The standard form-factor for 802.11b LAN client adapters is PCMCIA or PC Card.  The AirConnect card uses the Intersil Prism II chip set (the other 802.11b chipset manufacturer is Lucent) and has a detachable antenna.  The antenna module also contains two LEDs which both indicate wireless LAN activity. Drivers for virtually all flavors of Windows (except for ME) are included on the CD, along with Netware 4.x and 5.x drivers.  Linux and MacOs users will have to go elsewhere for the LAN card needs, however (see the Chart).

Driver installation went smoothly on my Win98SE Compaq 1650 laptop, with the only hitch again being poor documentation.  The driver installation doesn’t include the “Launcher” application which is a System Tray app that provides a number of handy features for monitoring the adapter’s performance and changing its properties.  You need to run the separate Mobile Connection Manger installer (located under the CD’s “Install WLAN Applications” menu).

After installation, the Launcher will appear in the System Tray each time you start up.  The screen shots below give you some idea of the goodies that the Launcher gives you.

The Launcher window opened from the System Tray

Signal Quality window

Link Performance window

LAN Adapter settings are done via the Adapter properties in the Network Control Panel.  You can set the Adapter’s power mode, its LAN Service Area, and enable “Mobile IP”. This last option lets you move between Access Points in larger networks. I assume that the Encryption driver upgrade also lets you set the Encryption mode and keys, too.

How fast is it?

The AirConnect was definitely faster than other wireless products that I’ve reviewed.  The fastest non-802.11b product previously reviewed was the WebGear Aviator 2.4 (now Aviator Pro), which clocked in at about 0.8Mbps at a 10 foot operating range.  The AirConnect came in at 3.2Mbps at the same 10 foot range.  See the table below for more speed test data.

Test Description

Transfer Rate (Mbps)


AP to Client – Condition 1


< 10

AP to Client – Condition 2


< 10

AP to Client – Condition 3


< 20

AP to Client – Condition 4


< 10

(Details of the measurement method can be found here.)

As I was wrapping up this review, I came across netIQ’s (formerly Ganymede) free QCheck utility.  It looks like a great little tool and I may be using it for my future performance testing.  I ran a quick TCP Throughput test  with Condition 1 and got readings from 3.2 to 3.8Mbps.

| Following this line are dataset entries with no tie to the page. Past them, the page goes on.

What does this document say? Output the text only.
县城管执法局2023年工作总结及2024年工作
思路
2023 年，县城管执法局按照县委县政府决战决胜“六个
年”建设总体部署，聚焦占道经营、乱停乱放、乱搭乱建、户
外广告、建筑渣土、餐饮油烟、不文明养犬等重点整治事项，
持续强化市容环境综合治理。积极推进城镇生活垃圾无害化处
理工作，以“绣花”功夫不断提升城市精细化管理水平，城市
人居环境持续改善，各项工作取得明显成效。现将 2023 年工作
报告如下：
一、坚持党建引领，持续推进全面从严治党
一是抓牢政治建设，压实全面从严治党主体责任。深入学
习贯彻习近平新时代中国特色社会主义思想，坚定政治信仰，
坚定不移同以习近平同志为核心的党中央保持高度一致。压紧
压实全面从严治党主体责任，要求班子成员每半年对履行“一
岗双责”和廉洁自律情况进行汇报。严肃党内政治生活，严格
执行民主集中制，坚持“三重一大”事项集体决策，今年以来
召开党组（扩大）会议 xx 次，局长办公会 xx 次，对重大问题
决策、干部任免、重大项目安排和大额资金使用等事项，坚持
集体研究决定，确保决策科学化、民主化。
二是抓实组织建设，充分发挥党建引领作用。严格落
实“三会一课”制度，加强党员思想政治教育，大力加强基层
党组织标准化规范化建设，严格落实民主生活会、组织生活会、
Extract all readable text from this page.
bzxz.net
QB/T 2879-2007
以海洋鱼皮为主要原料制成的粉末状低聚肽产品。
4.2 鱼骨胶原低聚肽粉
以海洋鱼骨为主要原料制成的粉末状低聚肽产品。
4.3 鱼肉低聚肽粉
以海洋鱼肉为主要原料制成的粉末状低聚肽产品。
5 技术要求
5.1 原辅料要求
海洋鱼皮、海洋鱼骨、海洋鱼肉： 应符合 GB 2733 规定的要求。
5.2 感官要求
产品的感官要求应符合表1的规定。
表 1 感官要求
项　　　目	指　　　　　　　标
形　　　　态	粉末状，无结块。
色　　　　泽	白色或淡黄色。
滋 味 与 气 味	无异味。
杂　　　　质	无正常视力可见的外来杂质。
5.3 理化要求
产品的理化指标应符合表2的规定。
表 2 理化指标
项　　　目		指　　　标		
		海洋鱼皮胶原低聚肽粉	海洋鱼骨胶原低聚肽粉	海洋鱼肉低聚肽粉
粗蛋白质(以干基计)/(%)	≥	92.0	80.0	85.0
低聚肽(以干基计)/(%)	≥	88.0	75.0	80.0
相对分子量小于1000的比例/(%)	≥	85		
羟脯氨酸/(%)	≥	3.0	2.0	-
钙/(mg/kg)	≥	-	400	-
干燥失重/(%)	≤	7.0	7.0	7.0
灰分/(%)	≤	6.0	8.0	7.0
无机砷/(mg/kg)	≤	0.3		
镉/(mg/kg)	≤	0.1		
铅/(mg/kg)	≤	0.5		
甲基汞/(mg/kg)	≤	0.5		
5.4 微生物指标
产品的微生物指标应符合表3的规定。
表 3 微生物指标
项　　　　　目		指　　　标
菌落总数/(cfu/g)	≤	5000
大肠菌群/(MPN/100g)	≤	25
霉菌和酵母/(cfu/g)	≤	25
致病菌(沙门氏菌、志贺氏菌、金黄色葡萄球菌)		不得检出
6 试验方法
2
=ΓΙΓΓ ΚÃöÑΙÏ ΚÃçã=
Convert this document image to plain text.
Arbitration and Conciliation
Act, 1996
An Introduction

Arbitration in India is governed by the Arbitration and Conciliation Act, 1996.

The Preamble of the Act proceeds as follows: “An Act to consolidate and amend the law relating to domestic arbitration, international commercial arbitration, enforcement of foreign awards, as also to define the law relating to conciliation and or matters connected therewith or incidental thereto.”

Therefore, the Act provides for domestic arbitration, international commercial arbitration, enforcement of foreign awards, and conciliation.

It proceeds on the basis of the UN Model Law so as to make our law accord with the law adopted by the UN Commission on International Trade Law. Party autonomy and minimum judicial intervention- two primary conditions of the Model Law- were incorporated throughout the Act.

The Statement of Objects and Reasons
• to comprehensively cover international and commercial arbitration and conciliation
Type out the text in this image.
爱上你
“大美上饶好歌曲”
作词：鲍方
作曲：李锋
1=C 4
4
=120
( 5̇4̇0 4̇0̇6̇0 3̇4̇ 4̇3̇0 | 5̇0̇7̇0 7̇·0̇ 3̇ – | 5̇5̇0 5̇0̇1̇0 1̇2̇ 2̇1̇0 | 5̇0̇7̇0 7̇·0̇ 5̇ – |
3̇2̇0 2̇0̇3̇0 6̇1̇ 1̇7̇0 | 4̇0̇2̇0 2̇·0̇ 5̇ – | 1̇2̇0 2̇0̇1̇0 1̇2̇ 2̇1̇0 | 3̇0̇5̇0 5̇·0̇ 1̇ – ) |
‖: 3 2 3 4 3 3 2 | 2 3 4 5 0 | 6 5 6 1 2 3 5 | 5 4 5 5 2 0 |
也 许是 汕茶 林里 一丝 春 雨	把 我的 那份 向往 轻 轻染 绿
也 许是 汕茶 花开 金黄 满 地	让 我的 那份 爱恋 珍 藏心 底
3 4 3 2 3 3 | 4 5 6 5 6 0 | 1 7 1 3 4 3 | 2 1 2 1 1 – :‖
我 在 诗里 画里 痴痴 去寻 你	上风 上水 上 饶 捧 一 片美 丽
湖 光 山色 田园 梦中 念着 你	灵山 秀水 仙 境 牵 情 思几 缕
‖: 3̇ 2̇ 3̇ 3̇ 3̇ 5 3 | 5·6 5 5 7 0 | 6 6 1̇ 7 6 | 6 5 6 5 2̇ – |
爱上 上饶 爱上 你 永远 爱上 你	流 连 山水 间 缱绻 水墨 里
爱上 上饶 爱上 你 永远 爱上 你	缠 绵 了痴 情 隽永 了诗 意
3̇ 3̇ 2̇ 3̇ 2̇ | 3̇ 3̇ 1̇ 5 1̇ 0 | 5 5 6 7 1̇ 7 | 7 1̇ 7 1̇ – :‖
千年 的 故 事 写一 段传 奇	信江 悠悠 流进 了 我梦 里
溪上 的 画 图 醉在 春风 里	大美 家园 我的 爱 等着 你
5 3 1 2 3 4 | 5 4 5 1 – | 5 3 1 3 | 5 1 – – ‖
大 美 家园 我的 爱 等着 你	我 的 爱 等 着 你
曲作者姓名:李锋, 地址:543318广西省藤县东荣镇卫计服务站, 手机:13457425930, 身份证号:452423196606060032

Of course, your mileage may vary!


The AirConnect is definitely not aimed at the home or non-professional market.  Its pricing, although in the league with other professional 802.11b products, is more than only the most got-to-have-it home networker will be willing to pay.  The documentation is good as a reference for an IT professional (although it could use a good index), but poor for a networking novice.  A “Quick Install” guide would definitely be helpful, with AP installation instructions that don’t require that you start with the serial console connection, preferably!

If you go for it, be sure to download the free 128bit encryption software update, if it doesn’t come with your unit.